The statistically significant $p$-value confirms that EfficientNet-B0’s performance gains over MobileNetV2 are unlikely due to random variation. The experimental analysis confirms that EfficientNet-B0 significantly outperforms MobileNetV2 across a range of common evaluation metrics, as presented in Table 3. This is consistent with recent work showing that EfficientNet variants provide advantageous scaling properties for facial expression data even with limited training sample sizes. The confusion matrices demonstrate that both models struggle with expressions exhibiting high inter-class similarity (e.g., Fear vs. Sad), but EfficientNet-B0 mitigates this issue to a greater extent. ROC–AUC further illustrates that EfficientNet-B0 maintains superior class separability. Importantly, the statistical tests validate that these performance differences are significant at the 5% confidence level, not merely observed by chance. In practical FER applications—such as affective computing or clinical assessment—this robustness is critical for reliability and deployment. The obtained results also align with broader literature, indicating that deeper and better-scaled models outperform traditional compact architectures unless additional techniques (e.g., ensembling or attention mechanisms) are employed.

This work offers a controlled comparison of lightweight CNN architectures for FER, with specific focus on efficiency-oriented architecture and statistical validation. The outcomes prove that EfficientNet-B0 consistently outperforms MobileNetV2 across all key evaluation metrics, attaining a macro-F1 score of 0.89 compared to 0.82, and a mean ROC–AUC of 0.91 versus 0.84, as described in Table 2 and Figure 8. Class-wise analysis by means of confusion matrices (Figure 6 and Figure 7) further displays that EfficientNet-B0 produces higher true positive rates for underrepresented and visually ambiguous expressions such as Fear and Disgust, decreasing misclassification errors detected in MobileNetV2. These gains are replicated in the enhanced recall values stated in Table 3, validating more stable performance across emotion classes. Training and validation curves (Figure 9 and Figure 10) indicate that this behavior corresponds with its lower variance across cross-validation folds and supports the observed improvements in test-set performance. Finally, statistical significance testing confirms that EfficientNet-B0’s gains over MobileNetV2 are statistically significant ($p$ < 0.05) for accuracy and macro-F1, confirming the robustness of the comparative assessment. Hence, these results prove that compound-scaled designs like EfficientNet-B0 present a favorable trade-off between accuracy, stability, and computational efficacy, making them well-suited for real-time facial emotion recognition schemes.

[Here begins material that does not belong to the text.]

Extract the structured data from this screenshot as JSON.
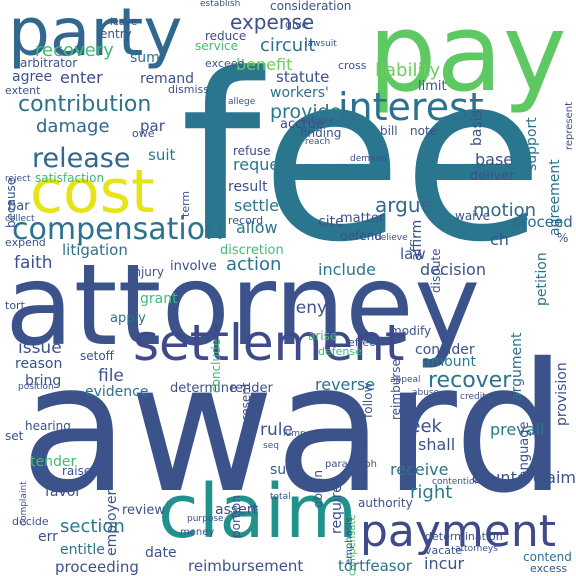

Future work will focus on extending this framework to temporal and video-based FER by using sequential modeling, exploring transformer-based and attention-enhanced architectures, and integrating XAI techniques to improve model transparency. Additionally, cross-dataset evaluation and multimodal emotion recognition incorporating physiological or behavioral signals will be investigated to further enhance generalization and practical applicability.